Some people in Taiwan are too carried away with what they consider a "victory" -- President Chen Shui-bian's (陳水扁) move to "cease the function" of the National Unification Council (NUC) -- and risk damaging an understanding between Washington and Taipei on the matter, a US expert in cross-strait issues said on Friday.
"When the US negotiated the language used in President Chen's seven-point statement, it obviously felt that, whatever the nuances of the Chinese-language version, the ambiguity of the English permitted the interpretation that the NUC and Guidelines had not been abolished," said Alan Romberg, director of East Asian Studies at the Henry L. Stimson Center.

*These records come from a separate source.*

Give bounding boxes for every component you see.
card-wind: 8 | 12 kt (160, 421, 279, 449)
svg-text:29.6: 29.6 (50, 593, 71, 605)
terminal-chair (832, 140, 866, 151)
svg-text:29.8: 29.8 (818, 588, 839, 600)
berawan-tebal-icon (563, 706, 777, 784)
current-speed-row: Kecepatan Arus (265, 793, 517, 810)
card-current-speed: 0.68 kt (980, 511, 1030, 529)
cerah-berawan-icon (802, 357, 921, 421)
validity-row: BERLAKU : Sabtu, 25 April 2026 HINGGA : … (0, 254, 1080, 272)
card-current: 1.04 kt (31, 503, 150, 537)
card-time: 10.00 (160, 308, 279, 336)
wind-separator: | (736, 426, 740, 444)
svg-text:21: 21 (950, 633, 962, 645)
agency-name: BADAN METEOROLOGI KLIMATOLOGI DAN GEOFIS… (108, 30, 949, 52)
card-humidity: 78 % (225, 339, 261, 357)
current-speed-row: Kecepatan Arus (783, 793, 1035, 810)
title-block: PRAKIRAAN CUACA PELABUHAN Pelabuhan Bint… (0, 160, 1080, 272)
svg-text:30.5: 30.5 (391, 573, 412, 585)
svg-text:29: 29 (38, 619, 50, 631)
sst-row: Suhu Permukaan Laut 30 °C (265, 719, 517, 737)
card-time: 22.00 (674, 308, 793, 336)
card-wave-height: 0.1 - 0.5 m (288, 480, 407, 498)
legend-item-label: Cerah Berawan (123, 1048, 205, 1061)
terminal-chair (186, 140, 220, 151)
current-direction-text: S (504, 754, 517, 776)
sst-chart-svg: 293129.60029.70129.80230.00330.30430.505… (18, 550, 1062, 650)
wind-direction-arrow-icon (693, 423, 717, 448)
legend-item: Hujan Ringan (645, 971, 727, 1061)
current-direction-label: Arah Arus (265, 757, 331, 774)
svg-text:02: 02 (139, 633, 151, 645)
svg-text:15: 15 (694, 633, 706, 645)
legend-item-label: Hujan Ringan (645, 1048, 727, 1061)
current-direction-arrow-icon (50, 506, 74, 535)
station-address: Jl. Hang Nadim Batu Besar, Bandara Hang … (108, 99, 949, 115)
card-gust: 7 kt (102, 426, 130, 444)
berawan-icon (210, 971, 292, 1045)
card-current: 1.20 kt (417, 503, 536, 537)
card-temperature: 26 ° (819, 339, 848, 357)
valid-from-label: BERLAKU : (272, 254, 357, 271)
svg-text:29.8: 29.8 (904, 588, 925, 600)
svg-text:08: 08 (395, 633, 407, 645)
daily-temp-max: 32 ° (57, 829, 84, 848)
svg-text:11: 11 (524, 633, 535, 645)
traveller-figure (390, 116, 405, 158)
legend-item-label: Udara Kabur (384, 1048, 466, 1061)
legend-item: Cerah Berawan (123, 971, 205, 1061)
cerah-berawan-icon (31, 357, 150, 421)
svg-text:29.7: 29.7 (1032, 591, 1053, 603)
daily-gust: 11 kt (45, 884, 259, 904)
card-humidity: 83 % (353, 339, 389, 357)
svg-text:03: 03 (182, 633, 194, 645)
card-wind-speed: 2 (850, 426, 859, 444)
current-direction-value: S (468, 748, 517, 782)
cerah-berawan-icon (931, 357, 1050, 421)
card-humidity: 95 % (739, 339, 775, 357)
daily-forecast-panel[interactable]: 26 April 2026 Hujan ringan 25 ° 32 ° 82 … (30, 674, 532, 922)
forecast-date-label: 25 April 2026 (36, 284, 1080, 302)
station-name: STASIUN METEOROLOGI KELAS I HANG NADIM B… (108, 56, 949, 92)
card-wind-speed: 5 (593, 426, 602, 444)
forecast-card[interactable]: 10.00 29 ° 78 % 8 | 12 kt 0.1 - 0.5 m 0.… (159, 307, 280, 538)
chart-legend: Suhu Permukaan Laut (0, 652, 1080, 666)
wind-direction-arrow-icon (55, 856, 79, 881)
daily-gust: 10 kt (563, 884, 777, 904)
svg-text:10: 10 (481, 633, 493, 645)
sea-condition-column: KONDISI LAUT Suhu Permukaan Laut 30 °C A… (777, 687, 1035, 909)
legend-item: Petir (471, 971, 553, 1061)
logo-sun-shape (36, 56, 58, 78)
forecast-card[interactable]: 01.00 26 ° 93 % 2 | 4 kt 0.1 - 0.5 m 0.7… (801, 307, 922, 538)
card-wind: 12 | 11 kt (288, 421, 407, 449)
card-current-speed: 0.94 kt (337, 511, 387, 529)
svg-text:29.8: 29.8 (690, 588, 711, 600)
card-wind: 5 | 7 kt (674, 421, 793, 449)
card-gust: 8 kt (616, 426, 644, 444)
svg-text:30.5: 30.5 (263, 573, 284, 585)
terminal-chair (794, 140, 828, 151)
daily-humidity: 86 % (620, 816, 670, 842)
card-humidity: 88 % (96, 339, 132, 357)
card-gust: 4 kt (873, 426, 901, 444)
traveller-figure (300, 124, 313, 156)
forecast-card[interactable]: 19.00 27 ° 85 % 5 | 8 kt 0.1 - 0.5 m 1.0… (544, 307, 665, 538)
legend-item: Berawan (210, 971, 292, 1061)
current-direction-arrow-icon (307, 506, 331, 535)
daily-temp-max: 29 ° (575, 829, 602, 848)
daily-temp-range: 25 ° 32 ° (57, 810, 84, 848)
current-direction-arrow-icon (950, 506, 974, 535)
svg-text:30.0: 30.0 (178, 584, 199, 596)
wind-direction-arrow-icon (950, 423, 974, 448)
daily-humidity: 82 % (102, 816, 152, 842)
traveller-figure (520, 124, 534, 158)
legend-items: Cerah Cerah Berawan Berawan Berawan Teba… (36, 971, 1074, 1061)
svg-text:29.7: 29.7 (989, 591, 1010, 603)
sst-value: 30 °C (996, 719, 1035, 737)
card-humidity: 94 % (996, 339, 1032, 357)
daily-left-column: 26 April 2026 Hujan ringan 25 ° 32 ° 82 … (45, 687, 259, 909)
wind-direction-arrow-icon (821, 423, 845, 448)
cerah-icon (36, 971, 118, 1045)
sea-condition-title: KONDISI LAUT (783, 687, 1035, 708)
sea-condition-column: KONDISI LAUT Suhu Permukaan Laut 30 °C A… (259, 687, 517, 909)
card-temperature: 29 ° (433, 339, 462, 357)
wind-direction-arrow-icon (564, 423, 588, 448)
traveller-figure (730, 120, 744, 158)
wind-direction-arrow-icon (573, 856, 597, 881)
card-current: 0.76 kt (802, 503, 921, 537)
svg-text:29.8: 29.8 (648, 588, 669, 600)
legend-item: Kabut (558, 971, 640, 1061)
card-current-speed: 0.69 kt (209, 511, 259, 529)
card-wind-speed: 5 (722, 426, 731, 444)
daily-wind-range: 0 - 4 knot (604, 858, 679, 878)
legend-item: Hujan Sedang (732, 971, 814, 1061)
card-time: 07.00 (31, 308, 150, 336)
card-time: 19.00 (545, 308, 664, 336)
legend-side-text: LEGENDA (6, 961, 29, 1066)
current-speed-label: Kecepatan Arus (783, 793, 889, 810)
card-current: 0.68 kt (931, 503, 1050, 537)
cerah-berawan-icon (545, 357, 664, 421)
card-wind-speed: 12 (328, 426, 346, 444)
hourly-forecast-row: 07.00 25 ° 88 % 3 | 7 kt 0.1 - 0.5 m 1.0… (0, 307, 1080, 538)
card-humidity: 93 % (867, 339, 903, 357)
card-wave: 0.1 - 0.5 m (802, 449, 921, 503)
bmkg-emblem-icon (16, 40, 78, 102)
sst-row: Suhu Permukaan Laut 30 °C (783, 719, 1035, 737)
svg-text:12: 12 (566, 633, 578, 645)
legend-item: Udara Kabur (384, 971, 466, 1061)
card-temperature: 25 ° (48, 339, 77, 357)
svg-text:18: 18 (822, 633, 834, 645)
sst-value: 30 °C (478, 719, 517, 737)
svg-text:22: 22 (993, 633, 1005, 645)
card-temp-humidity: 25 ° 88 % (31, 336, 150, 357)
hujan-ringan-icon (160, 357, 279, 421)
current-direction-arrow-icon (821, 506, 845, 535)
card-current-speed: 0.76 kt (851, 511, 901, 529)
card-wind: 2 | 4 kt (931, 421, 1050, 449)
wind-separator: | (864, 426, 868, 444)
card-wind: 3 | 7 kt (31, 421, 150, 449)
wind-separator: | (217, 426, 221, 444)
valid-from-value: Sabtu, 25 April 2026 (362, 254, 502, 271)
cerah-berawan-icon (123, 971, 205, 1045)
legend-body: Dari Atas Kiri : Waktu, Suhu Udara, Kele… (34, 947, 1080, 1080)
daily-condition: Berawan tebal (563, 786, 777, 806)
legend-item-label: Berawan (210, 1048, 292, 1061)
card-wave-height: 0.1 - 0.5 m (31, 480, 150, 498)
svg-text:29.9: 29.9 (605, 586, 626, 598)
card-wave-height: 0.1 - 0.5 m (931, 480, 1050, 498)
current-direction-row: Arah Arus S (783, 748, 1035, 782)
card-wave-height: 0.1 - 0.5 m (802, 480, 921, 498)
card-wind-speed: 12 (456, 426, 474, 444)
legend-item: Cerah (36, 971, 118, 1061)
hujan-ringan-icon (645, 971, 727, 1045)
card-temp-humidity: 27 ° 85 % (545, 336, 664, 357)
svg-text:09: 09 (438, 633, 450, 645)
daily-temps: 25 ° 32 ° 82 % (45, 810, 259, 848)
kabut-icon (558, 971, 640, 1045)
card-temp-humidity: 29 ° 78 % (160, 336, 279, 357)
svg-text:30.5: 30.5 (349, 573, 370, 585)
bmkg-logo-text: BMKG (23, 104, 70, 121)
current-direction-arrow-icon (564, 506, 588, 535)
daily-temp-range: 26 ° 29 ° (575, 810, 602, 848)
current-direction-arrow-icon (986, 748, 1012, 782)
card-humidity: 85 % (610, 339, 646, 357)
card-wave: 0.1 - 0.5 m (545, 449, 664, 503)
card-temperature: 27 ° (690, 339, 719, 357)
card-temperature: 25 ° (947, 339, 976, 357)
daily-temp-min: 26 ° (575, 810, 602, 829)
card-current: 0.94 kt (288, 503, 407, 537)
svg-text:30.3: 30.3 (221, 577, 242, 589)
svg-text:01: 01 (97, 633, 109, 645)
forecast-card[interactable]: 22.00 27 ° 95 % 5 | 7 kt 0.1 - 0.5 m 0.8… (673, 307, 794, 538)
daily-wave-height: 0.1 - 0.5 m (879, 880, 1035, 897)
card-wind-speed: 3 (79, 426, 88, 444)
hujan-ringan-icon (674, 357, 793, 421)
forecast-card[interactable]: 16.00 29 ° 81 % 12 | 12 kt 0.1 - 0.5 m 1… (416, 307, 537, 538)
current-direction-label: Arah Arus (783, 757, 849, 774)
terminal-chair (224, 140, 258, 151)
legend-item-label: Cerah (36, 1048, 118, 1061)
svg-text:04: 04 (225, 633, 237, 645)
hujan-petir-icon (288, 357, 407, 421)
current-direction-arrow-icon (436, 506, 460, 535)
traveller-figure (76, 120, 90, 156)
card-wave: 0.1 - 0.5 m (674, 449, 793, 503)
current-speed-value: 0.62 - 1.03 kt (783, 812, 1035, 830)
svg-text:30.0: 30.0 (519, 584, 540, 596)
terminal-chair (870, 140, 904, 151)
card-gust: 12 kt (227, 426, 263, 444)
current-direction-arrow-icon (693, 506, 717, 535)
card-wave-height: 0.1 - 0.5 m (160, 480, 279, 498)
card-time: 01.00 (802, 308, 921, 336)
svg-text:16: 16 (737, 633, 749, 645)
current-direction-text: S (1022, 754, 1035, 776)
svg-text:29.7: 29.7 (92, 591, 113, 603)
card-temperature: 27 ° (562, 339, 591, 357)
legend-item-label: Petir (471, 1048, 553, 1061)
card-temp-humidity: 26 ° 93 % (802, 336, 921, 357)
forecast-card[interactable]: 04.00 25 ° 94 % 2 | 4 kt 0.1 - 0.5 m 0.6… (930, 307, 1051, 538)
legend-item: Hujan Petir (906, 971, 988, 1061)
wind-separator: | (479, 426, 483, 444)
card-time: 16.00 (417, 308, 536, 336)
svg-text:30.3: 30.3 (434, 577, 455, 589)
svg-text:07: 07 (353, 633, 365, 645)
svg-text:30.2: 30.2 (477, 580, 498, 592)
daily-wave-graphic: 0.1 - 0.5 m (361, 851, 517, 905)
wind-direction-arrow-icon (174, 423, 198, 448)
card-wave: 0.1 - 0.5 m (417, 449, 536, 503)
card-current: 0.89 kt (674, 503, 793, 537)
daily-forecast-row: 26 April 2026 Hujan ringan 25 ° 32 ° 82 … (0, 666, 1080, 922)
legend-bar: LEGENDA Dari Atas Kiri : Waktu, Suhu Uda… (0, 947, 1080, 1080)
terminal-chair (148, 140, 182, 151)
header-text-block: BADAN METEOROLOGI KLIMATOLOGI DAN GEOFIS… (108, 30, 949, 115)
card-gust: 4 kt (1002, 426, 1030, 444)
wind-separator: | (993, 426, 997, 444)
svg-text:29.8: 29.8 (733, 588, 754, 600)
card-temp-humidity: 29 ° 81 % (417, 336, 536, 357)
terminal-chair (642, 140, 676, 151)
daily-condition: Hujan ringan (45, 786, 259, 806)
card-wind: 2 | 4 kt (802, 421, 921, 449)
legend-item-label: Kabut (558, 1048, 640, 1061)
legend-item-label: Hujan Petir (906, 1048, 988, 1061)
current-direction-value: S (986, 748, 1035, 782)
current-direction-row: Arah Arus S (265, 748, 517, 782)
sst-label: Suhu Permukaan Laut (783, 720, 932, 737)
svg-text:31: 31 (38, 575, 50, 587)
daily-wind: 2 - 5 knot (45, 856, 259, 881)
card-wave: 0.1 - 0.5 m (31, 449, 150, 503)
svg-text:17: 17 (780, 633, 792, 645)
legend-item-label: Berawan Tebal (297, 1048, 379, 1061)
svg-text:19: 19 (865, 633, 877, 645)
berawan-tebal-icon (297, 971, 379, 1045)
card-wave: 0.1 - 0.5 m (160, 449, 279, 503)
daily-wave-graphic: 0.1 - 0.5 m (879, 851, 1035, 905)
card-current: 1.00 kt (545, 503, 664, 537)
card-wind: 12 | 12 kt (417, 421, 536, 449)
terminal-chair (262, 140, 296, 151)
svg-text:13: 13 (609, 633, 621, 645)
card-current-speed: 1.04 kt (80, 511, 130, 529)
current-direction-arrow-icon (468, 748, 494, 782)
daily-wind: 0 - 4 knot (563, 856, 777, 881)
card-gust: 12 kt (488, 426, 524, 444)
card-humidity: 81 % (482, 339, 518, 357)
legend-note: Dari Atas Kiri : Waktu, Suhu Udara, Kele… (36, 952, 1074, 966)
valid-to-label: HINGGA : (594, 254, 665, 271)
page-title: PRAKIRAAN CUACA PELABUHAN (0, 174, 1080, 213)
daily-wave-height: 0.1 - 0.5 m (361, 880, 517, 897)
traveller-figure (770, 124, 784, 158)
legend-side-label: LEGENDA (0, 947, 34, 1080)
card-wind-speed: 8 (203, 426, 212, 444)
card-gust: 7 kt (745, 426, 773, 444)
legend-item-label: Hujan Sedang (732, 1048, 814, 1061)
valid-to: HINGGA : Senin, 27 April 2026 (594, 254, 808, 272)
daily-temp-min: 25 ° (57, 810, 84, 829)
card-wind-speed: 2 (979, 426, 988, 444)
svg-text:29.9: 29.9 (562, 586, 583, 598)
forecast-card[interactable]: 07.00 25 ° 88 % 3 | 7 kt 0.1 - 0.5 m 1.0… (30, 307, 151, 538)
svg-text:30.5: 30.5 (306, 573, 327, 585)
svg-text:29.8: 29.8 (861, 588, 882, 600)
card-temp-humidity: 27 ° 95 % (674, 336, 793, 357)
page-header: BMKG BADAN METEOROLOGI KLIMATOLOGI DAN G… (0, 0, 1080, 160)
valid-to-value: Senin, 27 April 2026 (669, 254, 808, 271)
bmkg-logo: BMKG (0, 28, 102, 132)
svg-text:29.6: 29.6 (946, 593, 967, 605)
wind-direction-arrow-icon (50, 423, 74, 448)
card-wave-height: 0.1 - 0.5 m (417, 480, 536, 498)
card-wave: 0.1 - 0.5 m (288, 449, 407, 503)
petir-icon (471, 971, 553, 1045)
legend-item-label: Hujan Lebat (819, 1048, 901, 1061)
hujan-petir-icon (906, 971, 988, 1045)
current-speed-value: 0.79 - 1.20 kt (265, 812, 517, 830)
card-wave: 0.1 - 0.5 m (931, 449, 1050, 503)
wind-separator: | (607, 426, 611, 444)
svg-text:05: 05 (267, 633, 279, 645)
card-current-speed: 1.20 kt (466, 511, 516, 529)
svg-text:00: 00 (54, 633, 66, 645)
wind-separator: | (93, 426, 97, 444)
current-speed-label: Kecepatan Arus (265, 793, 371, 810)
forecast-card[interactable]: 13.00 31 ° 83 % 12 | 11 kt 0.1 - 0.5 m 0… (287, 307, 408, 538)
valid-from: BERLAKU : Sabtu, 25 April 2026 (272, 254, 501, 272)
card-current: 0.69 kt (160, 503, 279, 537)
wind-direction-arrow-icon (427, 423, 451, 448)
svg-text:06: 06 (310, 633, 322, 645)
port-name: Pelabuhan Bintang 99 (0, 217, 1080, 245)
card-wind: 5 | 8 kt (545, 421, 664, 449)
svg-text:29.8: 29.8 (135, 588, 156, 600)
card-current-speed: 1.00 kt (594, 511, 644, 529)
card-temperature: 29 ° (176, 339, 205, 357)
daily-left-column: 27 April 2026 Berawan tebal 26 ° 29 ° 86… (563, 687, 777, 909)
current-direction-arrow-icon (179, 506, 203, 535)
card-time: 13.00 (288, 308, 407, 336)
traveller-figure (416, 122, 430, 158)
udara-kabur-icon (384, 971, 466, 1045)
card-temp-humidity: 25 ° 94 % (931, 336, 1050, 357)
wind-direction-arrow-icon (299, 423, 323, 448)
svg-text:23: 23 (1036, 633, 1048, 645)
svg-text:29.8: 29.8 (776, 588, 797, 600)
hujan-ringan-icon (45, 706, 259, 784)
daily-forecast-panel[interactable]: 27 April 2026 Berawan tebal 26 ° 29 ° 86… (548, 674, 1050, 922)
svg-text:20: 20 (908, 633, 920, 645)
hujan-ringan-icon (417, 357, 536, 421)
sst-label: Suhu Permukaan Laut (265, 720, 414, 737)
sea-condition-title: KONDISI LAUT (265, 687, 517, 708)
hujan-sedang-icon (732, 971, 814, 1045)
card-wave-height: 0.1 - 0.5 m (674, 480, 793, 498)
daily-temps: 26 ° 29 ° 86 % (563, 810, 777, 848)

"Since then, however, some people in Taipei have trumpeted their `victory' too loudly, even to the point of seeming to equate `cease to function' and `abolish' ... the impression among many in Washington is that there has been a breach of faith and that Taipei's claim of `maintaining the status quo' rings hollow," he added.
Chen announced last Monday that the NUC would "cease to function" and the unification guidelines would "cease to apply," a move which he insisted "does not involve changing the status quo."
The announcement came nearly one month after Chen proposed that the country should seriously consider "abolishing" the council and guidelines.
Not "abolishing" the NUC and guidelines was one of the promises that Chen made in his inaugural addresses of 2000 and 2004, on the condition that "China has no intention of using force against Taiwan."
The US has repeatedly emphasized that it takes those assurances seriously and that it opposes any unilateral change in the cross-strait status quo.
In an immediate reaction to Chen's announcement, US State Department Deputy Spokesman Adam Ereli said the US understanding of the meaning of ceasing the NUC's function is that "it has not been abolished. It's been frozen."
However, there have been reports quoting senior officials in Taiwan as saying that there is no distinction between "abolish" and "cease to function" and that the effect of Taiwan's action earlier this week was to abolish the NUC.
Although informed that the officials were misquoted, Ereli issued a rare statement in written form on Thursday saying "we expect the Taiwan authorities publicly to correct the record and unambiguously affirm that the Feb. 27 announcement did not abolish the council, did not change the status quo, and that the assurances remain in effect."
The statement by a US official requesting Taiwan to "unambiguously affirm" it "did not abolish" the NUC has revealed an "underlying level of US frustration" in its dealings with Taiwan over the NUC episode, Romberg said.
"Any further statements from Taipei on this or other cross-strait issues will be very closely scrutinized," he said.
Romberg said the US, like China, has been concerned about what "next steps" Chen will take.